Yuliia, a young woman in front of some residential buildings

Yuliia: ‘You can’t trust Putin’

Yuliia, 33, another neighbour, was out walking her Jack Russell. She was at home when the Russians attacked the block of flats next door.

“It all happened just past midnight, when we were about to go to bed. We heard a loud explosion, and we saw a massive red flash through our window. We saw this horror. It was very scary.

“Many people were outside. And I remember there was a woman hanging out – she was screaming for help – we couldn’t see her immediately but eventually she was saved from the debris.”

Peace is possible, she believes, “but they need to stop bombing us first. There can only be peace when they stop doing that. It needs to come from their side because they started this horror.

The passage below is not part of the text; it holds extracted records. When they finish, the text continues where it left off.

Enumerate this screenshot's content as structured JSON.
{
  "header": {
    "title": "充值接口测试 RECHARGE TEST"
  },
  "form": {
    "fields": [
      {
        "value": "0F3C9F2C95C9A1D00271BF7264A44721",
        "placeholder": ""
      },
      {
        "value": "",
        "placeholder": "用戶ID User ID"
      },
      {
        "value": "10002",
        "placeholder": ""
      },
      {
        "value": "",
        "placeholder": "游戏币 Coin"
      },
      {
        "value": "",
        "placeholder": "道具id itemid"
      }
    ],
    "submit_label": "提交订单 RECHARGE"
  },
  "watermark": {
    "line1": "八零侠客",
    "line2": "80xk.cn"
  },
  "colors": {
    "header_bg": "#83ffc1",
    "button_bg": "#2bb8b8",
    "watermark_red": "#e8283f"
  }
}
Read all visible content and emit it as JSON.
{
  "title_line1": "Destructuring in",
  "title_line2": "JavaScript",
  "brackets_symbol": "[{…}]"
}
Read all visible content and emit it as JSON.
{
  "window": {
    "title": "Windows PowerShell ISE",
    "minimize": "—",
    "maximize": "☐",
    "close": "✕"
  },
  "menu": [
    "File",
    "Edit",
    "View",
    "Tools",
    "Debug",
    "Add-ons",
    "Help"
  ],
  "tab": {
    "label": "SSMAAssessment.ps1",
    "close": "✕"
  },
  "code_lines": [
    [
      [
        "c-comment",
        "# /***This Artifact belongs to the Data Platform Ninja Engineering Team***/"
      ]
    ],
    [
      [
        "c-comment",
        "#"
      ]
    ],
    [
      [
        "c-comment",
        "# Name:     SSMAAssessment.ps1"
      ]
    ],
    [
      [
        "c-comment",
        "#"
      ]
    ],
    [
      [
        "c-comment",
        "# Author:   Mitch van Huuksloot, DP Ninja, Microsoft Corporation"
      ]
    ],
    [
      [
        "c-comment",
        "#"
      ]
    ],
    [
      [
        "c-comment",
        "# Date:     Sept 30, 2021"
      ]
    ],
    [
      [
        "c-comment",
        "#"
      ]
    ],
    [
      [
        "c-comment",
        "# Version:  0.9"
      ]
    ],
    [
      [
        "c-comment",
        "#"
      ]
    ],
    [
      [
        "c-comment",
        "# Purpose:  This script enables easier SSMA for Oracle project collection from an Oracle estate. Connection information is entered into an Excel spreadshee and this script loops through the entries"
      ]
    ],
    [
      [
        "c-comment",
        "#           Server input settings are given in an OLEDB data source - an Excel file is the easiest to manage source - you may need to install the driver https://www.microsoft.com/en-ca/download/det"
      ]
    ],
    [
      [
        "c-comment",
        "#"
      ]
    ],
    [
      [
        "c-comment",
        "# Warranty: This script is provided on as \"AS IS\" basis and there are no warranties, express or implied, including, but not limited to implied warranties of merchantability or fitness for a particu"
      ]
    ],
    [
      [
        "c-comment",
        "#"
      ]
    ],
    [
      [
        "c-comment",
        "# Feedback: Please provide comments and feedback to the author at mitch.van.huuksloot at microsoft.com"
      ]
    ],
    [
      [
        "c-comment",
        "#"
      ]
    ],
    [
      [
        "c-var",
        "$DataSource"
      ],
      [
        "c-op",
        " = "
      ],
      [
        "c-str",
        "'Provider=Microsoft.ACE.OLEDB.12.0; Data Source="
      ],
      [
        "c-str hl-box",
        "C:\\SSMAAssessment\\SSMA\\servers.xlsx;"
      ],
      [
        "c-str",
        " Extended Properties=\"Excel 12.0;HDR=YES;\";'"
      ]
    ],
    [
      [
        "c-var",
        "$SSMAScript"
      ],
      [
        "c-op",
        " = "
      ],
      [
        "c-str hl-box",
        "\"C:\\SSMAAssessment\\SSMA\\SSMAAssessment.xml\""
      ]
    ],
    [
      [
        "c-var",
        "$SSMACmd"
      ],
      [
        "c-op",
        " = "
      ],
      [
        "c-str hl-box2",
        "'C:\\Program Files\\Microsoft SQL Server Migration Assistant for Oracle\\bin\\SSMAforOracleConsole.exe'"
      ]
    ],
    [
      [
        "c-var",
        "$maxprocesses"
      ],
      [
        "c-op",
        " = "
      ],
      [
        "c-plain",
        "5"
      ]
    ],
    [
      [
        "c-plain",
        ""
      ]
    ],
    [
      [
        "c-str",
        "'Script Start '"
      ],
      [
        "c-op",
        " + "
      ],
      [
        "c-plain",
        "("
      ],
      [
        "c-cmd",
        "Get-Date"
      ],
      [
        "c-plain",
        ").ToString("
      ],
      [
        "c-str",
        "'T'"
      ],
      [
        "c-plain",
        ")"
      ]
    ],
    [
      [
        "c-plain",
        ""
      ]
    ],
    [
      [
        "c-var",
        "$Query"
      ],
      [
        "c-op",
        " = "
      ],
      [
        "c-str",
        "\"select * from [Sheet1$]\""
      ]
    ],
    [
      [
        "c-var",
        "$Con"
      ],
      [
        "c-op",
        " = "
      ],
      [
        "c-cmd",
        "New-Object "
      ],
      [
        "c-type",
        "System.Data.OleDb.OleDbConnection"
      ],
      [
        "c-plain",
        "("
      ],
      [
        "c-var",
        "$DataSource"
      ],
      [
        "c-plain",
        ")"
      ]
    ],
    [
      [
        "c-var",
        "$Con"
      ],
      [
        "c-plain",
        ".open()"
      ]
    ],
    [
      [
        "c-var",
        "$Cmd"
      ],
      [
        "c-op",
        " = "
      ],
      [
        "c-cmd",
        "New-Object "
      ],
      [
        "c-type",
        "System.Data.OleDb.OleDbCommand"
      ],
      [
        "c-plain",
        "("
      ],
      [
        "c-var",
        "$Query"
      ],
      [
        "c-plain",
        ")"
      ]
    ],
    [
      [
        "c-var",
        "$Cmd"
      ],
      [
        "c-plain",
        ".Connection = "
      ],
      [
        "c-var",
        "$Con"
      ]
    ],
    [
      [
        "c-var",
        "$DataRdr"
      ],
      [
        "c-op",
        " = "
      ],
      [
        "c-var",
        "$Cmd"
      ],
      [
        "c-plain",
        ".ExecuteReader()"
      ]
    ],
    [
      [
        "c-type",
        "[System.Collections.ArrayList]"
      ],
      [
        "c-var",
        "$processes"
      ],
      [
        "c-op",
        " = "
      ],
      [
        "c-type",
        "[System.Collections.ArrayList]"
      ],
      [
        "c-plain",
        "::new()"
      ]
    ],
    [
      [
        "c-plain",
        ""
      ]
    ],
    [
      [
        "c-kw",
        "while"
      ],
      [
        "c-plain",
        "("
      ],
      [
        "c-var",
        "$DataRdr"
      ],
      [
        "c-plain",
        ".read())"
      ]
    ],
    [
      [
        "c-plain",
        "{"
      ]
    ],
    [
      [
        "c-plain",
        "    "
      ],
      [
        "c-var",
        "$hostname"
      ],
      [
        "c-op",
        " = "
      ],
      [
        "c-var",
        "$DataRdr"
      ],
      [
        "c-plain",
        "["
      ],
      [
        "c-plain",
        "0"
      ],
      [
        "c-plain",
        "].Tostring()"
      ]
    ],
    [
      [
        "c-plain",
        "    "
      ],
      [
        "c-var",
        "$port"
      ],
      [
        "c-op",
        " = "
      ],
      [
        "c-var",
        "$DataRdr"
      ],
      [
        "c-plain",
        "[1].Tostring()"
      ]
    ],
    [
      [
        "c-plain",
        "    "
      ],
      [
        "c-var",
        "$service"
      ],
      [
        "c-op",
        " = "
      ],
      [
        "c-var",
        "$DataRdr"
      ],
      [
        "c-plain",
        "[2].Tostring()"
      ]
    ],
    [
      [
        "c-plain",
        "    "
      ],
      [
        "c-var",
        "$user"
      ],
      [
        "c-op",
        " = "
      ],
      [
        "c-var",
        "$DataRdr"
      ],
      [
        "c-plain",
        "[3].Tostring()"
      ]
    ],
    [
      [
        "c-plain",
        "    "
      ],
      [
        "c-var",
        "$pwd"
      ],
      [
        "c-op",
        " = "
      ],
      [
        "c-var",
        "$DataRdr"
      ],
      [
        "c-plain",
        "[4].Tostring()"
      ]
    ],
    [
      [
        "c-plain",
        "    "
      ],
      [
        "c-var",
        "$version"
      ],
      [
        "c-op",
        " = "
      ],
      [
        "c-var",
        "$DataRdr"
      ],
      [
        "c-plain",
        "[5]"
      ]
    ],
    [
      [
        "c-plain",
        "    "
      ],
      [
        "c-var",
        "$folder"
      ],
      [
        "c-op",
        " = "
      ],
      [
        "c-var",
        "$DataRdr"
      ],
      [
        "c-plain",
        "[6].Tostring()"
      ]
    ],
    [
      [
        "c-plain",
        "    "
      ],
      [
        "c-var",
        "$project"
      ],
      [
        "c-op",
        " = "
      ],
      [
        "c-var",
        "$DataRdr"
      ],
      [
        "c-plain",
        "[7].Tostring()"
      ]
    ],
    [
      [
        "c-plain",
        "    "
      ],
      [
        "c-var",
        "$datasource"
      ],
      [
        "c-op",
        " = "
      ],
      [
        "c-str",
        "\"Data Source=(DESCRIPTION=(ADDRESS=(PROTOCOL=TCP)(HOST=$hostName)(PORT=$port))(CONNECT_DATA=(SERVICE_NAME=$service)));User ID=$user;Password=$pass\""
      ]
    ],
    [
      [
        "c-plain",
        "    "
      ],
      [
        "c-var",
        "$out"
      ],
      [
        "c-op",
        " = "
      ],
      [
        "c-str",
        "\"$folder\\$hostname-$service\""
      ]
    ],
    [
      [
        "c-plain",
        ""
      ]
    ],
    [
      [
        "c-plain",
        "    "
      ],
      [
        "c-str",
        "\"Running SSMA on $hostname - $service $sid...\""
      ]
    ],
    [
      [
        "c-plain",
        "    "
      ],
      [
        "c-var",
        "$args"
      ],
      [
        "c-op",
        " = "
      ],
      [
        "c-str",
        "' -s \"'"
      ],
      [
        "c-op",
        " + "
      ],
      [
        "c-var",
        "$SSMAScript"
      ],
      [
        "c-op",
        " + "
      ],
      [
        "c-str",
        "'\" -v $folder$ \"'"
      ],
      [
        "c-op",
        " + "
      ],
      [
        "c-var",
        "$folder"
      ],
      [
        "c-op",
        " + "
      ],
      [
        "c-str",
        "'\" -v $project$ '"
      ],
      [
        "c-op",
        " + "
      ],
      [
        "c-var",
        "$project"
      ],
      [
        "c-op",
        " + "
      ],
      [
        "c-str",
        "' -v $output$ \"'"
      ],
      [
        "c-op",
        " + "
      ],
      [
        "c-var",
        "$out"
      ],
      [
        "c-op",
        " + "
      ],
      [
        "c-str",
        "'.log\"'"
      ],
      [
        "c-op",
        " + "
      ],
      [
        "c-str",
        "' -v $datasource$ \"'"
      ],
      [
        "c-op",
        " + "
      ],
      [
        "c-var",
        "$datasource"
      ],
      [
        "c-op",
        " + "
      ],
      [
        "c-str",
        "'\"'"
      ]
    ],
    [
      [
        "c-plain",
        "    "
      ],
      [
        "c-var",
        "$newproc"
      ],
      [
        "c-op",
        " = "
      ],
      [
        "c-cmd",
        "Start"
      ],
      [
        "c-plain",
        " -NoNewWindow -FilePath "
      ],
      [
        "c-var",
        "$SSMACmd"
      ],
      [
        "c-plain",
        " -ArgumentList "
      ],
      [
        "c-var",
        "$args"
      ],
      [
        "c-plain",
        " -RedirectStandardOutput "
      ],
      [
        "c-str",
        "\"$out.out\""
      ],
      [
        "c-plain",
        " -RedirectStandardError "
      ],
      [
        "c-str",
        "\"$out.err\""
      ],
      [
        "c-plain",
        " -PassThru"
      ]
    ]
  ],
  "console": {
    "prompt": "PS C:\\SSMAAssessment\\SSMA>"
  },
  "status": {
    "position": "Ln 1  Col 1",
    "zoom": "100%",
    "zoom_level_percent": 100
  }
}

“Of course, you can’t trust Putin.”

Borys, a 70-year-old former Soviet army officer

Borys, a former Soviet officer, says there is no point in Ukraine surrendering

As the last rays of the sun disappeared, Borys, a spry and upright retired colonel of 70 who served 30 years in the Soviet army stopped on his way to his car. His son and grandson, he said, are both in uniform fighting for Ukraine.

“Peace is possible,” he said. “But I don’t really believe in it. I think that justice will prevail for Ukraine. You have to be cautious.

“While Putin is there, you cannot trust Russians. Because they believe in him as if he is a religion. You won’t change them. It needs time.”

So what’s the answer – keep fighting or a peace deal?

“Ukraine needs to think about peace. But we shouldn’t surrender. I don’t see any point. We will resist until we are stronger. Europe seems like they are ready to help us. There is just no point in surrendering.”

Donald Trump, a man who seems convinced that the principles of a real-estate deal can be applied to ending a war will discover that making peace is much more complicated than just getting a ceasefire and deciding how much land each side keeps.

President Putin has made very clear that he wants to break Ukraine’s sovereignty and destroy its ability to act as an independent nation.

Whether or not Ukraine’s President Zelensky has a seat at President Trump’s conference table, he won’t agree to that. Making a peace that lasts, if it’s possible, will be a long and slow process.

If Donald Trump wants a quick peace dividend, he should look elsewhere.